Consejos para afrontar el duelo y el trauma tras la emergencia
La recuperación después de un sismo no se limita a la reconstrucción de la infraestructura o a evaluar los daños materiales. El verdadero proceso de sanación comienza en silencio, atendiendo el impacto psicológico de haber vivido un evento traumático, perder familiares y amigos, el hogar o el empleo, enfrentarse a la incertidumbre o convivir con el temor natural a nuevas réplicas.
En este escenario, el soporte emocional inmediato representa la llave para recuperar la calma y mitigar los efectos del estrés agudo en las comunidades y familias afectadas.
Con una sólida trayectoria en el acompañamiento de personas que atraviesan situaciones de alto impacto emocional, la Sociedad Anticancerosa de Venezuela (SAV) traslada su experiencia en contención y manejo del duelo al contexto actual de esta contingencia. El objetivo de la institución es ofrecer herramientas sencillas y humanas que ayuden a la población a comprender que sus reacciones actuales son esperables y que existen formas saludables de canalizarlas.
Al respecto, Susana Arocha, explica que tras un evento de gran magnitud es completamente normal experimentar sentimientos de mucha angustia, hipervigilancia, incertidumbre y tener la sensación física de que la tierra sigue temblando.
“Estas respuestas forman parte de un proceso adaptativo de nuestro cuerpo y nuestra mente ante una situación extraordinaria. No significan que la persona tenga un trastorno psicológico, sino que está procesando el impacto de lo vivido”, aclara la especialista.
Arocha insiste en la necesidad de respetar los ritmos individuales frente al trauma, debido a que las reacciones varían según las pérdidas sufridas. Por ello, señaló que es necesario promover espacios de escucha activa donde los afectados puedan comunicar sus vivencias a su propio tiempo, sin presiones externas y bajo un clima de absoluta empatía.

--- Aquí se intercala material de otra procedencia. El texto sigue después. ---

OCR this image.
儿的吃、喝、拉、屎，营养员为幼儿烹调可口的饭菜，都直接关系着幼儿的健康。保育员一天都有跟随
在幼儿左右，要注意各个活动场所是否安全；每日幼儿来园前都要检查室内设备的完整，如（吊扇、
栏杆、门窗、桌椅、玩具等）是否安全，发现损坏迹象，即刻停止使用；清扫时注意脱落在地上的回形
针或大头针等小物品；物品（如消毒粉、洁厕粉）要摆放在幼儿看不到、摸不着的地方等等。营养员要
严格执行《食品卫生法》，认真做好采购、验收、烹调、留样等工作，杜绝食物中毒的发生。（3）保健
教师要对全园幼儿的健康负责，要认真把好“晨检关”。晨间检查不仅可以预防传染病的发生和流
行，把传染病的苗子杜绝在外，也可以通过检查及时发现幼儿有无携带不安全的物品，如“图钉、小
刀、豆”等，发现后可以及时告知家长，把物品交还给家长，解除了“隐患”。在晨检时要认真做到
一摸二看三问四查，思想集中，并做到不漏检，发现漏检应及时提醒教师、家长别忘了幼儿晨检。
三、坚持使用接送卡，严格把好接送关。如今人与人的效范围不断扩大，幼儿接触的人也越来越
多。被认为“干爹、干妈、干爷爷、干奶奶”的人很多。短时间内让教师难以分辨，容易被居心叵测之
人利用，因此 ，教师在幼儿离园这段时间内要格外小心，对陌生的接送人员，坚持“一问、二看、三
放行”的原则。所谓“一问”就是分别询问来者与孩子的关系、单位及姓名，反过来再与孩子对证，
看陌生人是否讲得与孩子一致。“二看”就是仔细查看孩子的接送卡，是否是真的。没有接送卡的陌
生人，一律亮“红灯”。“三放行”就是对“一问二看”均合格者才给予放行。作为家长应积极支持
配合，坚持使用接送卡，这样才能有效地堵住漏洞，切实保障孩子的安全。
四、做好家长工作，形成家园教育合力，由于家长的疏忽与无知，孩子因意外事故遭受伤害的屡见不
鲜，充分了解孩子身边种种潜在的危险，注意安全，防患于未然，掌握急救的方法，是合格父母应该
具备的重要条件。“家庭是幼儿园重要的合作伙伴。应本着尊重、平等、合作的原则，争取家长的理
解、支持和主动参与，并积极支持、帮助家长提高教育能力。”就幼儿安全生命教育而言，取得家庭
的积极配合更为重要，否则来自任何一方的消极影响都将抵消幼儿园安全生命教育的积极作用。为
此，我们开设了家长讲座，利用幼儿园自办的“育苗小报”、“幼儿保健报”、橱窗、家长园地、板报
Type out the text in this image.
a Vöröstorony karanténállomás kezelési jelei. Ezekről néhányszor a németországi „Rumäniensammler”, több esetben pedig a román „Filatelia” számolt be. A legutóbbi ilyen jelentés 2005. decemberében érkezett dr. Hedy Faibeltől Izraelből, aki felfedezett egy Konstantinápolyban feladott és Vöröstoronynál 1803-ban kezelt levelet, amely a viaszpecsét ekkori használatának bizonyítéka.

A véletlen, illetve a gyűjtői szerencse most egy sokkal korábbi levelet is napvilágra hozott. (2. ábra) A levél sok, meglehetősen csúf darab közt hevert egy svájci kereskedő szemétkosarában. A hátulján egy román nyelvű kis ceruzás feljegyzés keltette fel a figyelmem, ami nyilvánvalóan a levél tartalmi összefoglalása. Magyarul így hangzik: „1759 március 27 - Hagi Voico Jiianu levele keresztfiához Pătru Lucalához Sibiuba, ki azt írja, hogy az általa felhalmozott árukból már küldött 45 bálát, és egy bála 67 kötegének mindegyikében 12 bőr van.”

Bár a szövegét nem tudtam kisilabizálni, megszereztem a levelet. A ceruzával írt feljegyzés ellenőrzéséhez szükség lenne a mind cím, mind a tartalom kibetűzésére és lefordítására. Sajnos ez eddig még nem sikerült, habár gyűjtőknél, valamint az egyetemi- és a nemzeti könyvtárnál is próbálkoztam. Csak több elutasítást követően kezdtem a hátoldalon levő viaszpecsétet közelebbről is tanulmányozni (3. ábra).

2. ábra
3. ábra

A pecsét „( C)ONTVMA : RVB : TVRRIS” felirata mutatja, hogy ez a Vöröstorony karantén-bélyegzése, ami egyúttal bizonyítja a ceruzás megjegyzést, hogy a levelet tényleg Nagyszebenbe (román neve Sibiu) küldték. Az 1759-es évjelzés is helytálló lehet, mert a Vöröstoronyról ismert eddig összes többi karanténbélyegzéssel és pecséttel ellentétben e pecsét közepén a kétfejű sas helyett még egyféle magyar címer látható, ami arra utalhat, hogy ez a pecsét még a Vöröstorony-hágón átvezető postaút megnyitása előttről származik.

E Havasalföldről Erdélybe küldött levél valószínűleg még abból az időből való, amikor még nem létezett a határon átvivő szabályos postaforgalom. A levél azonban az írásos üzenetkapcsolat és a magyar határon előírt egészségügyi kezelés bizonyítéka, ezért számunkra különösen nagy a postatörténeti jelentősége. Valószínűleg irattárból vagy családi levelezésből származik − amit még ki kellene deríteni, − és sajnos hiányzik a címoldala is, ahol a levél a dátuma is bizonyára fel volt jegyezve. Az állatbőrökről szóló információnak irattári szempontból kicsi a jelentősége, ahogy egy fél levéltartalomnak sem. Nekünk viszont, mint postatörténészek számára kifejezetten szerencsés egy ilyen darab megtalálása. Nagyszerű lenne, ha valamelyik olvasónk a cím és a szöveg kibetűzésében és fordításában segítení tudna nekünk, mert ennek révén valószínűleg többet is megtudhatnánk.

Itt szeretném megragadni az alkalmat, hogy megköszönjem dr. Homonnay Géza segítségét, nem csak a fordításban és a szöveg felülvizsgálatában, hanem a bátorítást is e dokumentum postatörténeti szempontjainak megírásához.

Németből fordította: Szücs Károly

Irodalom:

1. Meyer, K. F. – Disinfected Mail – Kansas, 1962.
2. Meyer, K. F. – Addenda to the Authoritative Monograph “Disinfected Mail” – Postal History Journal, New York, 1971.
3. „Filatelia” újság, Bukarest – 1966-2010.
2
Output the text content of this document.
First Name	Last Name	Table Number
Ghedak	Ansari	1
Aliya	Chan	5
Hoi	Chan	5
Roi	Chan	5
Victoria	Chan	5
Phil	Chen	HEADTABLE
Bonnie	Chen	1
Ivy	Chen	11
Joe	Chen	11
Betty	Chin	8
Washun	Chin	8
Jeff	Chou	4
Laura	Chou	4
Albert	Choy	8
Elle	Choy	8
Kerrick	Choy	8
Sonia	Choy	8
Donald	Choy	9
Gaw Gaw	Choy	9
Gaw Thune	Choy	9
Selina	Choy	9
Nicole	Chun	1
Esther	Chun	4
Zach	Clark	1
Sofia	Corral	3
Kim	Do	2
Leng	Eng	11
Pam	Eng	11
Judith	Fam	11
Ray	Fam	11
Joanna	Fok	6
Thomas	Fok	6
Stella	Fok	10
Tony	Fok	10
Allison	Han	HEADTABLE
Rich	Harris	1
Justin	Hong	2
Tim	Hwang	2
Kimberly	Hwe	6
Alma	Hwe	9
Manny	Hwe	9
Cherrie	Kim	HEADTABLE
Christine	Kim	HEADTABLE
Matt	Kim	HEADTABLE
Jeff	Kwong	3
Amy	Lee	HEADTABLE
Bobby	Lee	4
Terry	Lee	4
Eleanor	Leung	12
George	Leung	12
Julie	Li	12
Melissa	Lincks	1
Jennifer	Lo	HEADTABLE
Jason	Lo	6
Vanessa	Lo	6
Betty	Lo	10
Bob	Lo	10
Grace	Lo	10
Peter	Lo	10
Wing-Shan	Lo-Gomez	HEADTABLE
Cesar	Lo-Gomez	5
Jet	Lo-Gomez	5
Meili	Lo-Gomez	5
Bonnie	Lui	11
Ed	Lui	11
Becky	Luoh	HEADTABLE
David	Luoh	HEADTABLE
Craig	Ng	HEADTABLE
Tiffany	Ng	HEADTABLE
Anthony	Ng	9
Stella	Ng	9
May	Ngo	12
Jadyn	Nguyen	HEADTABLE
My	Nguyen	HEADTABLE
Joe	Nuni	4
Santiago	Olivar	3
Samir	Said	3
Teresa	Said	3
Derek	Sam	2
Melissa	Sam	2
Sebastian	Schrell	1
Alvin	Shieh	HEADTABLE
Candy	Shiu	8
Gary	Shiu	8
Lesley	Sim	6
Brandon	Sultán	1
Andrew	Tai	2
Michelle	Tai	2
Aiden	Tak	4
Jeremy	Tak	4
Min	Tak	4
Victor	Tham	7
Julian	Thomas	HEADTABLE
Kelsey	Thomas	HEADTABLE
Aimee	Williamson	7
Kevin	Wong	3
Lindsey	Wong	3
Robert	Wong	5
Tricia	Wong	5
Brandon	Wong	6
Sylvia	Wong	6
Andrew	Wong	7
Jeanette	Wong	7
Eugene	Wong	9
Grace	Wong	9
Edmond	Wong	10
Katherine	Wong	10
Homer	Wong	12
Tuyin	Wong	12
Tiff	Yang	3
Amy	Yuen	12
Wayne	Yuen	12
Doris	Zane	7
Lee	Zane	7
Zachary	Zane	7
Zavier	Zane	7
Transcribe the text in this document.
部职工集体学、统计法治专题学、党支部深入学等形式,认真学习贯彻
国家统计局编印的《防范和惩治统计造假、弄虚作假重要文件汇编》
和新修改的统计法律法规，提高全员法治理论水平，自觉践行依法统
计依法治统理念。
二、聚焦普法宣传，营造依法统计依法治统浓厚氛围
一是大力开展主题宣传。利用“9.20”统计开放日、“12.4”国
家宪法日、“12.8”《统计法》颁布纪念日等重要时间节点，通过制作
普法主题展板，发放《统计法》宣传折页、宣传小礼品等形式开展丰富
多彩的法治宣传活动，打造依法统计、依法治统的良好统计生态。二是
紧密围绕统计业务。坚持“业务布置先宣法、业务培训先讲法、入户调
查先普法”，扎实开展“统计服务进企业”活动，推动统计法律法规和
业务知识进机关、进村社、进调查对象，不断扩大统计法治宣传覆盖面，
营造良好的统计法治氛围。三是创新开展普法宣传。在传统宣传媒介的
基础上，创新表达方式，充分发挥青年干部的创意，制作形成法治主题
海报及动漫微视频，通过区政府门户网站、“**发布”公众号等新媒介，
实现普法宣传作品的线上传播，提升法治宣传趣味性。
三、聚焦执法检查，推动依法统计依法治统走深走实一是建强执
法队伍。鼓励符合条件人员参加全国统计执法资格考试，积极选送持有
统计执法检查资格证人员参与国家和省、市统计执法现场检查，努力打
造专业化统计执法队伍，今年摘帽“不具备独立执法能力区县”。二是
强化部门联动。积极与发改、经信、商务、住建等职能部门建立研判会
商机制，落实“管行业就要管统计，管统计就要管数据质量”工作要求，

¿Cuándo buscar el apoyo de un especialista?
Aunque sentir miedo, tristeza o irritabilidad es normal los primeros días, existen ciertos límites que indican cuándo la autogestión no es suficiente y se requiere la intervención de un profesional de la salud mental.
La evaluación especializada debe solicitarse si las manifestaciones de pánico se incrementan con el tiempo en lugar de disminuir progresivamente. Arocha puntualiza las señales de alerta para acudir a una consulta:
· Crisis de ansiedad recurrentes o ataques de pánico que no se logran controlar.
· Insomnio persistente o pesadillas constantes que impiden el descanso.
· Desorientación o parálisis que dificulta realizar tareas básicas como el aseo diario.
· Conductas de aislamiento extremo o pérdida total de interés en las actividades cotidianas.
· Expresiones de desesperanza, ideas de no poder más o pensamientos relacionados con hacerse daño.
Pautas sencillas para el autocuidado diario
Para el manejo cotidiano de la ansiedad en casa, la experta recomienda mantener en lo posible las rutinas de alimentación e hidratación, además de dosificar la sobreexposición a noticias y redes sociales para evitar la re-traumatización. Asimismo, insta a proteger la salud mental de los niños evitando involucrarlos en las preocupaciones adultas, priorizando en su lugar dinámicas recreativas y explicaciones sencillas y seguras sobre lo ocurrido.
Frente a crisis de pánico donde el ritmo cardíaco se acelere, Arocha sugiere aplicar de inmediato la técnica de respiración consciente para estabilizar el cuerpo, tranquilizar la mente, reducir el estrés y la ansiedad, la cual consiste en: Inhalar profundamente contando durante cuatro segundos, mantener el aire en los pulmones por otros cuatro segundos, exhalar lentamente en cuatro segundos más y esperar con los pulmones vacíos cuatro segundos, para luego repetir todo el ciclo unas 4 veces más.